Thursday 1 February 2018

The Road, book review. (Cormac McCarthy)

Okay, so this is an interesting book, it's interesting because it breaks the rule; it's also frustrating for that very same reason.
The book is about a man and a young boy making their way south, along, The Road. There isn't much to see and very little to do, other than hide from any would-be criminals and scavenge for food and water.
The book paints a very bleak future of a world that has been ravaged by . . .? Well, we don't know, it's just ravaged, and our two main characters, er! lets just call them, the man and the boy, because that's what they're called in the book, have their entire life in a shopping cart.
As they move ever closer to the sea, they have to hide, fight, run, lose all their possessions, get them back again and more.

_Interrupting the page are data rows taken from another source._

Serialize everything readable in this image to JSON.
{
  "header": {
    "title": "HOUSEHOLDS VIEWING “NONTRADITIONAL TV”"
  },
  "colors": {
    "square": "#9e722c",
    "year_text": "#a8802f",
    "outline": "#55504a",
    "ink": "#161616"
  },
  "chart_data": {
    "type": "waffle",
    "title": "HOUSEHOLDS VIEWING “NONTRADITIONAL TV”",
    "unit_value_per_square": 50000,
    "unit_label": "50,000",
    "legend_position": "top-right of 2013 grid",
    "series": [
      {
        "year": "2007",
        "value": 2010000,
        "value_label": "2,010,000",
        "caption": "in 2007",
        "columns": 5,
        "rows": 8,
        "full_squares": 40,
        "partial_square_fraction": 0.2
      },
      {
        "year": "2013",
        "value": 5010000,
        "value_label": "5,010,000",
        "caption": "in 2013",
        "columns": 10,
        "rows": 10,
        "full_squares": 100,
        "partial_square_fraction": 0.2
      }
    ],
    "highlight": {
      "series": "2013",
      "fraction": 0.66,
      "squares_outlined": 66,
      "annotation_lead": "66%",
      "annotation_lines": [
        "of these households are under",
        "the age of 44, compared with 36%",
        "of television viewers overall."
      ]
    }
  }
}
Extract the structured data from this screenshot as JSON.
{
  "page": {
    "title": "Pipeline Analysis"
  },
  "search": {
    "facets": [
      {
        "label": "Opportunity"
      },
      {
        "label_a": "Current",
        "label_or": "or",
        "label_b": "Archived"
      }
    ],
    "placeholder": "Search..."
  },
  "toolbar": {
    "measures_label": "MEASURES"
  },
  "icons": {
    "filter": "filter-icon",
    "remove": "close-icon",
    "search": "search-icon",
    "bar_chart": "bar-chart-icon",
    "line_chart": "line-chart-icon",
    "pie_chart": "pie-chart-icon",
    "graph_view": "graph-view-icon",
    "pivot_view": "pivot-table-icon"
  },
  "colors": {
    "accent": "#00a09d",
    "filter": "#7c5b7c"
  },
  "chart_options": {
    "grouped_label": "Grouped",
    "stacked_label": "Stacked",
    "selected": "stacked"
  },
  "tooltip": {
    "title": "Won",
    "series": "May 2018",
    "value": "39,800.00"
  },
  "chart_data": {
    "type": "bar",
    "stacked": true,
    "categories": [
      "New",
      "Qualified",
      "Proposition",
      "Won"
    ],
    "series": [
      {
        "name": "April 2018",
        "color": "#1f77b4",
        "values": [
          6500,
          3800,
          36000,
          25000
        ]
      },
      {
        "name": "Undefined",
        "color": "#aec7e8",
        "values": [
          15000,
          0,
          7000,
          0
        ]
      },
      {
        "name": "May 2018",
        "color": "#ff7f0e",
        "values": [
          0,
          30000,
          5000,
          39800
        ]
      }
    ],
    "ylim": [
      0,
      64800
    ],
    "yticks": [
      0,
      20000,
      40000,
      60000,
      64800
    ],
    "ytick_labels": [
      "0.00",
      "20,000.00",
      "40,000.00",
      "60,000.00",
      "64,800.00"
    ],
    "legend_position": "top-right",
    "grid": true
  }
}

The sense of isolation here, of hopelessness, is akin to John Wyndham's, The Day of the Triffids, and really punches through. The suspense: when they see or hear other humans, enter what they hope are unoccupied buildings, descend into cellars, where the man finds fresh clean drinking water, all have you biting your nails in anticipation, but, and this is where I feel the book lets itself down, it's all a bit too bland.
The world is grey, covered in ash, the sun never penetrates and the nights are cold, very cold, (it's because of the cold that the man and boy are heading south), but it's bland to the point of annoyance.

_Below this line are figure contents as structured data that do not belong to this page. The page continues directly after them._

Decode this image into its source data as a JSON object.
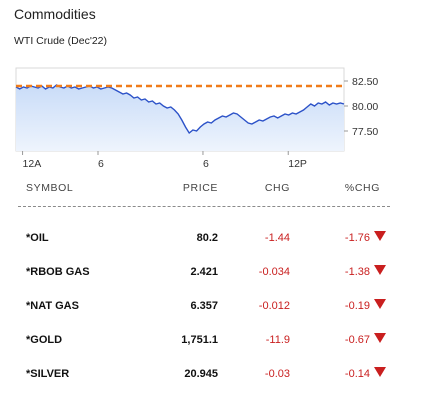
{
  "widget": {
    "title": "Commodities",
    "subtitle": "WTI Crude (Dec'22)"
  },
  "chart_data": {
    "type": "area",
    "x_ticks": [
      "12A",
      "6",
      "6",
      "12P"
    ],
    "y_ticks": [
      "82.50",
      "80.00",
      "77.50"
    ],
    "ylim": [
      75.5,
      83.8
    ],
    "reference_line": {
      "value": 82.0,
      "style": "dashed",
      "color": "#f07c1a"
    },
    "series": [
      {
        "values": [
          81.9,
          81.7,
          81.9,
          81.8,
          82.0,
          81.9,
          81.8,
          82.0,
          81.7,
          81.9,
          81.8,
          82.1,
          81.9,
          81.8,
          82.0,
          81.8,
          81.9,
          81.7,
          81.8,
          81.9,
          82.0,
          81.8,
          81.9,
          81.7,
          81.8,
          81.9,
          81.8,
          81.6,
          81.4,
          81.2,
          81.3,
          81.1,
          80.8,
          80.9,
          80.6,
          80.7,
          80.4,
          80.5,
          80.2,
          80.3,
          80.0,
          79.8,
          79.9,
          79.6,
          79.2,
          78.6,
          77.9,
          77.3,
          77.6,
          77.5,
          77.9,
          78.2,
          78.4,
          78.3,
          78.6,
          78.8,
          79.0,
          78.9,
          79.1,
          79.3,
          79.2,
          78.9,
          78.6,
          78.3,
          78.2,
          78.4,
          78.6,
          78.5,
          78.7,
          78.9,
          79.0,
          78.8,
          79.0,
          79.2,
          79.1,
          79.3,
          79.2,
          79.4,
          79.6,
          79.9,
          80.2,
          80.0,
          80.3,
          80.2,
          80.4,
          80.1,
          80.3,
          80.2,
          80.3,
          80.2
        ]
      }
    ],
    "colors": {
      "line": "#2c52c8",
      "fill_top": "#c9dcf8",
      "fill_bottom": "#eef4fd"
    }
  },
  "table": {
    "headers": {
      "symbol": "SYMBOL",
      "price": "PRICE",
      "chg": "CHG",
      "pchg": "%CHG"
    },
    "rows": [
      {
        "symbol": "*OIL",
        "price": "80.2",
        "chg": "-1.44",
        "pchg": "-1.76",
        "direction": "down"
      },
      {
        "symbol": "*RBOB GAS",
        "price": "2.421",
        "chg": "-0.034",
        "pchg": "-1.38",
        "direction": "down"
      },
      {
        "symbol": "*NAT GAS",
        "price": "6.357",
        "chg": "-0.012",
        "pchg": "-0.19",
        "direction": "down"
      },
      {
        "symbol": "*GOLD",
        "price": "1,751.1",
        "chg": "-11.9",
        "pchg": "-0.67",
        "direction": "down"
      },
      {
        "symbol": "*SILVER",
        "price": "20.945",
        "chg": "-0.03",
        "pchg": "-0.14",
        "direction": "down"
      }
    ]
  },
  "colors": {
    "negative": "#c91f1f"
  }
}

Back to my opening statement: this book breaks too many rules, well, it does in my opinion.
Books are supposed to have a beginning middle and an end, this one only has an end; the whole thing feels like the last few hundred pages of a much longer manuscript.

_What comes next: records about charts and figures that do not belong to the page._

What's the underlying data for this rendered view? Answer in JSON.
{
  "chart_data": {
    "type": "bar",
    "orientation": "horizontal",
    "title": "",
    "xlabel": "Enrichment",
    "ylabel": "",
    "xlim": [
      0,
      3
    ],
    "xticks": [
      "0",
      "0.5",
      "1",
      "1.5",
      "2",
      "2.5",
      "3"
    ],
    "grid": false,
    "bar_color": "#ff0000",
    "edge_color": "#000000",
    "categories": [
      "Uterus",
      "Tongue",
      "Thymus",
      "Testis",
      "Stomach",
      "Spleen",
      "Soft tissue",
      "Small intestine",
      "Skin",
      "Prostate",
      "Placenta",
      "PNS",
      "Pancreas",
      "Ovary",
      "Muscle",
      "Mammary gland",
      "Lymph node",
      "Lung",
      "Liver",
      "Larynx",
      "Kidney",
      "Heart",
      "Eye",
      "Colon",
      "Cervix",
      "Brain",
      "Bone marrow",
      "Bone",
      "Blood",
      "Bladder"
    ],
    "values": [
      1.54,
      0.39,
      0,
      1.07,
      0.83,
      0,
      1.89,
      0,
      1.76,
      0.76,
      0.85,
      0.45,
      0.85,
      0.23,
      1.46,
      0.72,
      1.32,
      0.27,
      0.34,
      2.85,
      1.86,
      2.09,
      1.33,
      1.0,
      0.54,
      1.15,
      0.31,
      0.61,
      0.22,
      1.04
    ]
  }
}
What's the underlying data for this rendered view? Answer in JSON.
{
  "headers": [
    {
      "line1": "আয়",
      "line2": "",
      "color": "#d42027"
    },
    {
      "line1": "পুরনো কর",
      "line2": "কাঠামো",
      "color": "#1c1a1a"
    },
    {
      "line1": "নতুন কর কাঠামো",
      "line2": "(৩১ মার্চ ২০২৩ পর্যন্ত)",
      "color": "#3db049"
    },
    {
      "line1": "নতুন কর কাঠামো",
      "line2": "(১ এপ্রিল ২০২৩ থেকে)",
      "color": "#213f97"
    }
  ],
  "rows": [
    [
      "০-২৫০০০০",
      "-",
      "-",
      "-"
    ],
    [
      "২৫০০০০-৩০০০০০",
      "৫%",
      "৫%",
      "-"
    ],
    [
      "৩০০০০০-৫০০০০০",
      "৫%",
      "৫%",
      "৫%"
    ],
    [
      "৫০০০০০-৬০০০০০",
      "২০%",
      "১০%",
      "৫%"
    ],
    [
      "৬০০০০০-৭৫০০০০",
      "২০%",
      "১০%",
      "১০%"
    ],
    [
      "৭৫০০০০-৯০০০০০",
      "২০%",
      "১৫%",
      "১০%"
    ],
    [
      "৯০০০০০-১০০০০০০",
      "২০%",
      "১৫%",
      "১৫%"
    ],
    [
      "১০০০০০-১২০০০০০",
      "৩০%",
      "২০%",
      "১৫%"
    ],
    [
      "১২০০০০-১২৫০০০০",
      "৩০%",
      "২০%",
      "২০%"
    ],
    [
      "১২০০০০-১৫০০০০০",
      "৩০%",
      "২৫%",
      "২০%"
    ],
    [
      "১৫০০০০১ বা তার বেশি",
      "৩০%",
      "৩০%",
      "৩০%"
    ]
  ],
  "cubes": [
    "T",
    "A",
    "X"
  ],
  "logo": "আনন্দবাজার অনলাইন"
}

Not naming the characters, okay, fine, but without that, they lose some of their humanity, their identity, and you sort of stop routing for them, and my biggest gripe? No speech marks! Why? Why, why, why, do authors and/or publishers think this is okay? It's not clever, it's just bloody annoying.
So, in summary, it's a book about a world we don't know, with people we don't know, or get to know, travelling south to a place we don't know, with no speech marks.
For the sense of isolation and the tension created when the man goes into the cellar and confronts a would be attacker, and the fact that it is short and doesn't take long to read, I’ll give this one three stars.